Markets Continue to Climb as Interest Rates are Expected to Come Down
September 2025 Insights & Strategies
Macro Highlights for August
- U.S. 2Q25 GDP was revised up to +3.3% (from +3.0%) annualized growth over 1Q25, a sharp rebound from the -0.5% contraction in 1Q25. Net exports’ contribution to GDP growth swung from a -4.6% drag in Q1 (as companies stocked up on inventory to front-run tariffs) to a +5.0% boost in Q2. Consumer spending continues to support growth, at +1.6% in Q2, after a +0.5% gain in Q1.
- Canadian GDP weakened significantly to -1.6% in 2Q25 (annualized), broadly in line with the BoC forecast of -1.5% in the July MPR. Net exports were a -8.1% drag to GDP, with exports down 26.8%, reflecting the sharp adjustment in U.S.-bound shipments following Q1’s pre-tariff inventory surge.
- The labour market remains of particular interest/concern, as we see uncertainty leading to both low hiring and low firing in the U.S., where the unemployment rate inched up slightly but remains relatively low at 4.3% (up from 4.2% in July) with only 22k jobs created in August (3-mth avg 29k/mth). The Canadian unemployment rate rose to 7.1% in August (from 6.9% in June and July), with jobs declining by 66k in August, after a 41k drop in July, as the labour force also contracted by 0.1% in the month. We see concerns about further weakening in employment data as a key driver behind central bank rate cut expectations.
Financial Markets in August
- The TSX delivered a 4.8% price return and a 5.0% total return (incl. dividends) in August, boosting the year-to-date returns to 15.5% and 17.6%, respectively. Meanwhile, the S&P 500 posted a 1.9% price return and 2.0% total return during the month, with year-to-date returns of 9.8% and 10.8%, respectively, all in local currency.
- U.S. equity markets continued to climb in August as 2Q25 earnings season wrapped up with ~80% of S&P 500 companies beating expectations, with y/y earnings growth of ~12%. The Mag 7 and Tech have remained key drivers in YTD performance, as A.I. enthusiasm and capex spending continues, although we saw some rotation in August as Materials, Health Care, and Energy were top performers.
- In Canada, we are increasing our year-end target on the TSX Composite index to 29,900 from 28,600, as we just completed a positive 2Q25 earnings season and forecasts are rising for 2026. We are also gaining more confidence in a positive outcome from Canada-U.S. trade and security talks and as the USMCA continues to shield the majority of Canada’s exports to the U.S. from the effect of tariffs, despite continued pain in certain sectors.
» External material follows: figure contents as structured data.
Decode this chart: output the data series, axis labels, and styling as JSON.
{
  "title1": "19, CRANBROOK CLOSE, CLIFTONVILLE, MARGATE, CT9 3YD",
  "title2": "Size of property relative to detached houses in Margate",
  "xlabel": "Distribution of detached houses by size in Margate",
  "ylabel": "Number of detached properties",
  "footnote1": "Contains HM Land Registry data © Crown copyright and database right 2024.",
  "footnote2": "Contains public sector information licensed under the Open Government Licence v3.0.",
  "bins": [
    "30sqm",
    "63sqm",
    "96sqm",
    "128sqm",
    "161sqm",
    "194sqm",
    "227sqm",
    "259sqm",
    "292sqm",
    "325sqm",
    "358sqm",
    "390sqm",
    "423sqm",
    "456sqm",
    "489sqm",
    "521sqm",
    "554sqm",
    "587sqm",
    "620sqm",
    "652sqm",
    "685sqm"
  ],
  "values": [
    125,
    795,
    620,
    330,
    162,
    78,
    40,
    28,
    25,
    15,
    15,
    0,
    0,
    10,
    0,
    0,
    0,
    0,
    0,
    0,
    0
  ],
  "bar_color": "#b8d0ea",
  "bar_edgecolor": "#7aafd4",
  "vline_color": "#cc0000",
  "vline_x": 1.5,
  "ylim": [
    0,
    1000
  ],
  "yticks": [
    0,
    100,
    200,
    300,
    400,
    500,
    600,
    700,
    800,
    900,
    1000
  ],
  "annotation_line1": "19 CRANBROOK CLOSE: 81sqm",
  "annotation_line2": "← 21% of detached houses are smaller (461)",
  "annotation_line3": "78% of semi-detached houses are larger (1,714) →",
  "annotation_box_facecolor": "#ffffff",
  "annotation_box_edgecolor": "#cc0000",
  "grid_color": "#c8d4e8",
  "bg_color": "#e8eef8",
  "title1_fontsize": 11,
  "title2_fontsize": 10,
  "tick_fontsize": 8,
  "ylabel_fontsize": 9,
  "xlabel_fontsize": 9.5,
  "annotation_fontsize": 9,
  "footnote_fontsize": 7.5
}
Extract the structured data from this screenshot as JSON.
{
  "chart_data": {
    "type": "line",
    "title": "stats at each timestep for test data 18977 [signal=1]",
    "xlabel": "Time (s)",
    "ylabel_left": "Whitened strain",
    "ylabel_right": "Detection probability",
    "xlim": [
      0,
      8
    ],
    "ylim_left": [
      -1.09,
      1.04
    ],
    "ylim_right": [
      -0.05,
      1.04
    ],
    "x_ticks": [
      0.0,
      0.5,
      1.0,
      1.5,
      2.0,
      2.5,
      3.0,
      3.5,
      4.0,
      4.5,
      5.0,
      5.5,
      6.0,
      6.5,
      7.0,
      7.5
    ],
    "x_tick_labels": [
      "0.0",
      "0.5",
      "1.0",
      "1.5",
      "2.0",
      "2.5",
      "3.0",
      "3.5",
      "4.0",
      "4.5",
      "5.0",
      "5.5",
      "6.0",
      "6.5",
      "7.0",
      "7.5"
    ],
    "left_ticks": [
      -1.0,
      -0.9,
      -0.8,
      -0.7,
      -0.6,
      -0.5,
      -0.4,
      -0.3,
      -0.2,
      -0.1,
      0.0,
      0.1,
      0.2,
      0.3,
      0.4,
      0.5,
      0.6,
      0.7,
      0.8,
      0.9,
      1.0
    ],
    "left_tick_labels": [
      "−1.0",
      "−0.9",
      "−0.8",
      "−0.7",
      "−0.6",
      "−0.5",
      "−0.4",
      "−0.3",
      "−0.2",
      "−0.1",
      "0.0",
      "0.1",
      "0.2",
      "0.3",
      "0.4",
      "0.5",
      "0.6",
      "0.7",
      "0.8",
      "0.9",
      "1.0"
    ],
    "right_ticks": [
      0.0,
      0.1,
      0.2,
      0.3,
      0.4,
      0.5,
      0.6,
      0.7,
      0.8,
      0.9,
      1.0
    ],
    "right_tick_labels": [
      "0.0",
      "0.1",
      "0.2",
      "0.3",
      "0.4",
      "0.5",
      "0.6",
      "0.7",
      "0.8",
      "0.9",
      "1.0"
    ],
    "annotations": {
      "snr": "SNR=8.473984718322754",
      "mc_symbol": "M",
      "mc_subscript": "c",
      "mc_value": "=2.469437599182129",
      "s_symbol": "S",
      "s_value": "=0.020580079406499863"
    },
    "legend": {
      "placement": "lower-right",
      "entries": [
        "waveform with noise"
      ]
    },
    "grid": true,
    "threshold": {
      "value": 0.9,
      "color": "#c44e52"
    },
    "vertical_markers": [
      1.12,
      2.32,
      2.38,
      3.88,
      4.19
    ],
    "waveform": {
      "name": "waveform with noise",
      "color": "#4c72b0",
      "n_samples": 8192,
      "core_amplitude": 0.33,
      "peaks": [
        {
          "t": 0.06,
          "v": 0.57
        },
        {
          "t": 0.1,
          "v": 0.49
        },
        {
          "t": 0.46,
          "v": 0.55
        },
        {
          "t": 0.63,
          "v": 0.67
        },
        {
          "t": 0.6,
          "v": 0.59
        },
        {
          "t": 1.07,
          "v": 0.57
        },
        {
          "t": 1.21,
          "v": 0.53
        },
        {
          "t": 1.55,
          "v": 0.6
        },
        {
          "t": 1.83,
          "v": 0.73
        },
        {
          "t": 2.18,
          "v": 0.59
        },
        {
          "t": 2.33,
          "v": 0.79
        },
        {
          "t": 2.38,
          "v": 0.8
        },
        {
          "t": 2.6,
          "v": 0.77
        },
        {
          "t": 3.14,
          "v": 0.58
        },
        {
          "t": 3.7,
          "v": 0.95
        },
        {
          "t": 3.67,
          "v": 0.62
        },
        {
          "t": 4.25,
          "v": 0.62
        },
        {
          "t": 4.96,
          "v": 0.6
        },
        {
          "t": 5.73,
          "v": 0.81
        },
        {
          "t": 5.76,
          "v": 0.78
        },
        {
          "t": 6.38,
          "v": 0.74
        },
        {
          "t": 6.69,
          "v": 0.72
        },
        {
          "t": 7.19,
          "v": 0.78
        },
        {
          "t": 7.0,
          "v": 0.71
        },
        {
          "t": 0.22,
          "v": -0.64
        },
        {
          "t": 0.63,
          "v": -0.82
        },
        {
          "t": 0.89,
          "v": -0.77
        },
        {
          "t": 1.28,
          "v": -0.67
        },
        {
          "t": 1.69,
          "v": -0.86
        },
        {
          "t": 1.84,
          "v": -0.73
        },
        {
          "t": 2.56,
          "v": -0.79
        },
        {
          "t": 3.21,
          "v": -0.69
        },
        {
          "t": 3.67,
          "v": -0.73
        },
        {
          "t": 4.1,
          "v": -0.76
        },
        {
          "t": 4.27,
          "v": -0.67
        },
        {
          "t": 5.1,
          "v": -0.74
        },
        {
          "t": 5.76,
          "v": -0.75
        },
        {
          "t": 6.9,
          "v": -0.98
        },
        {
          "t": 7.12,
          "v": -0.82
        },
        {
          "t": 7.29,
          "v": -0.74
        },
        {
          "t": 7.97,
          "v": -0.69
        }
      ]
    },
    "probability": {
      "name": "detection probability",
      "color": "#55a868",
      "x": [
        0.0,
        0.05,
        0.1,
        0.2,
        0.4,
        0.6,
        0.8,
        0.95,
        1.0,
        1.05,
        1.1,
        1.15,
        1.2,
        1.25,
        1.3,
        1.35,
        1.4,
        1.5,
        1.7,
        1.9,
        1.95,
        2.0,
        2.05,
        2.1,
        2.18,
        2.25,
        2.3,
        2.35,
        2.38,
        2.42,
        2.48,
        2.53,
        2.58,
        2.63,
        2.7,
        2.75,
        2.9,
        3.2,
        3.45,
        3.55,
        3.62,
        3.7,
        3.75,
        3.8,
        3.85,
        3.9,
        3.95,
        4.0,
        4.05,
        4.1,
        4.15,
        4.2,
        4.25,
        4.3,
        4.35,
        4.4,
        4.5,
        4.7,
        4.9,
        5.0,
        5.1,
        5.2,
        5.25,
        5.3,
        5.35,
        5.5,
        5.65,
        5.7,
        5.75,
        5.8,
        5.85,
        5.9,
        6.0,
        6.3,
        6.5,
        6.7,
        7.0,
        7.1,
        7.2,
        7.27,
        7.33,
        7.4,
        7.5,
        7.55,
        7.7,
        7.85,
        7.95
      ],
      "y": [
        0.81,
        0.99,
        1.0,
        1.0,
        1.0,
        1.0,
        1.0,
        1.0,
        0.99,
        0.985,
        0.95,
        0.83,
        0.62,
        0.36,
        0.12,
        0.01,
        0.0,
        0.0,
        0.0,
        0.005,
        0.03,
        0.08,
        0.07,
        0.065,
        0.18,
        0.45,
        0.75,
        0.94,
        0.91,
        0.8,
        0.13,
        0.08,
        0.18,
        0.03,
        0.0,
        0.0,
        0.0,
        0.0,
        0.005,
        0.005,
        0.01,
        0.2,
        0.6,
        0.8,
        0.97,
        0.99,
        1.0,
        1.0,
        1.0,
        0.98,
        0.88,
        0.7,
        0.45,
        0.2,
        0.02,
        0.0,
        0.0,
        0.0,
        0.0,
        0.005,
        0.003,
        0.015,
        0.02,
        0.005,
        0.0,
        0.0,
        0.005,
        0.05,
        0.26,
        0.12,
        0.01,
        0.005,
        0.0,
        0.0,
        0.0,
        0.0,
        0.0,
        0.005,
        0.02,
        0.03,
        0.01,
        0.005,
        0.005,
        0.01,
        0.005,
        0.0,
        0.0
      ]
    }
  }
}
We do expect more volatility in 2H25 however, as there remains pressure from trade tensions and headline risks as we advance towards a more stable 2026.
Upcoming
- Tariff frameworks are becoming clearer for more countries, but we are still waiting for details on any trade and security deal between Canada and the U.S. Multiple deadlines have past, and even once we see whatever framework is established in this round of discussions, focus will quickly shift to the USMCA renegotiation in 2026, since that agreement has effectively shielded many Canadian products and industries from the broader tariff threats and announcements. A new Court of Appeals ruling has supported the U.S. Court of International Trade’s ruling that the President did not have the authority under IEEPA to implement the broad tariffs that have dominated headlines for seven months. While Trump has multiple avenues to achieve similar ends, the Supreme Court will ultimately decide the path of these tariffs. President Trump has asked for an expedited ruling, but that would still likely only be revealed in early 2026. A significantly disruptive aspect could be the reimbursement of over US$62 billion in IEEPA-related tariffs collected so far.
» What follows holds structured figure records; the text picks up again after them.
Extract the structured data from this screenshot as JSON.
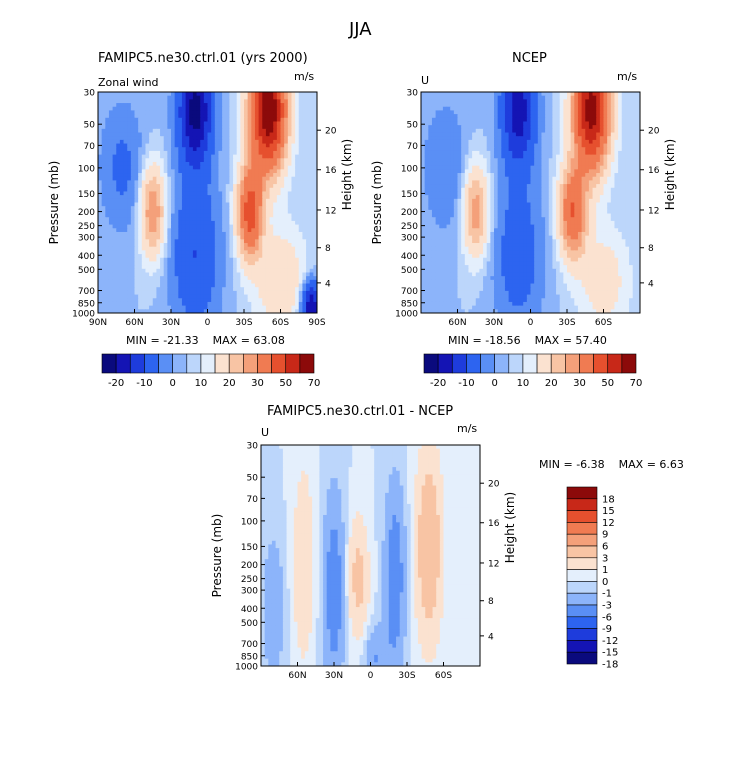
{
  "figure": {
    "title": "JJA"
  },
  "colors": {
    "main_scale": [
      "#0a0a7d",
      "#1414b4",
      "#1e3cdc",
      "#2d64f0",
      "#5a8ff5",
      "#8cb4fa",
      "#bcd6fb",
      "#e4effc",
      "#fbe2d0",
      "#f8c4a4",
      "#f4a07a",
      "#f07b52",
      "#e6502e",
      "#c82818",
      "#8c0a0a"
    ],
    "diff_scale": [
      "#0a0a7d",
      "#1414b4",
      "#1e3cdc",
      "#2d64f0",
      "#5a8ff5",
      "#8cb4fa",
      "#bcd6fb",
      "#e4effc",
      "#fbe2d0",
      "#f8c4a4",
      "#f4a07a",
      "#f07b52",
      "#e6502e",
      "#c82818",
      "#8c0a0a"
    ]
  },
  "chart_data": [
    {
      "type": "heatmap",
      "title": "FAMIPC5.ne30.ctrl.01 (yrs 2000)",
      "variable_label": "Zonal wind",
      "units": "m/s",
      "ylabel": "Pressure (mb)",
      "ylabel_right": "Height (km)",
      "yticks": [
        "30",
        "50",
        "70",
        "100",
        "150",
        "200",
        "250",
        "300",
        "400",
        "500",
        "700",
        "850",
        "1000"
      ],
      "yticks_right": [
        "20",
        "16",
        "12",
        "8",
        "4"
      ],
      "xticks": [
        "90N",
        "60N",
        "30N",
        "0",
        "30S",
        "60S",
        "90S"
      ],
      "xlim": [
        90,
        -90
      ],
      "stats": {
        "min_label": "MIN =",
        "min": "-21.33",
        "max_label": "MAX =",
        "max": "63.08"
      },
      "colorbar_labels": [
        "-20",
        "-10",
        "0",
        "10",
        "20",
        "30",
        "50",
        "70"
      ],
      "colorbar_label_index": [
        1,
        3,
        5,
        7,
        9,
        11,
        13,
        15
      ]
    },
    {
      "type": "heatmap",
      "title": "NCEP",
      "variable_label": "U",
      "units": "m/s",
      "ylabel": "Pressure (mb)",
      "ylabel_right": "Height (km)",
      "yticks": [
        "30",
        "50",
        "70",
        "100",
        "150",
        "200",
        "250",
        "300",
        "400",
        "500",
        "700",
        "850",
        "1000"
      ],
      "yticks_right": [
        "20",
        "16",
        "12",
        "8",
        "4"
      ],
      "xticks": [
        "60N",
        "30N",
        "0",
        "30S",
        "60S"
      ],
      "xlim": [
        90,
        -90
      ],
      "stats": {
        "min_label": "MIN =",
        "min": "-18.56",
        "max_label": "MAX =",
        "max": "57.40"
      },
      "colorbar_labels": [
        "-20",
        "-10",
        "0",
        "10",
        "20",
        "30",
        "50",
        "70"
      ],
      "colorbar_label_index": [
        1,
        3,
        5,
        7,
        9,
        11,
        13,
        15
      ]
    },
    {
      "type": "heatmap",
      "title": "FAMIPC5.ne30.ctrl.01 - NCEP",
      "variable_label": "U",
      "units": "m/s",
      "ylabel": "Pressure (mb)",
      "ylabel_right": "Height (km)",
      "yticks": [
        "30",
        "50",
        "70",
        "100",
        "150",
        "200",
        "250",
        "300",
        "400",
        "500",
        "700",
        "850",
        "1000"
      ],
      "yticks_right": [
        "20",
        "16",
        "12",
        "8",
        "4"
      ],
      "xticks": [
        "60N",
        "30N",
        "0",
        "30S",
        "60S"
      ],
      "xlim": [
        90,
        -90
      ],
      "stats": {
        "min_label": "MIN =",
        "min": "-6.38",
        "max_label": "MAX =",
        "max": "6.63"
      },
      "colorbar_labels": [
        "18",
        "15",
        "12",
        "9",
        "6",
        "3",
        "1",
        "0",
        "-1",
        "-3",
        "-6",
        "-9",
        "-12",
        "-15",
        "-18"
      ]
    }
  ]
}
- The BoC forecast is for Canadian GDP of +1.0% in 2H25 as the volatility from tariff front-running normalizes and businesses adjust to new tariff levels and supply chain adjustments, although any major revision to the USMCA, which currently protects 80-95% of Canadian exports to the U.S. from tariffs, could require a revision to that forecast.
- Both the U.S. Fed and BoC are expected to announce any updates to policy interest rates on September 17. We expect to see 25 bps cuts on both sides of the border, with further easing into the end of 2025, plus more cuts from the Fed in 2026.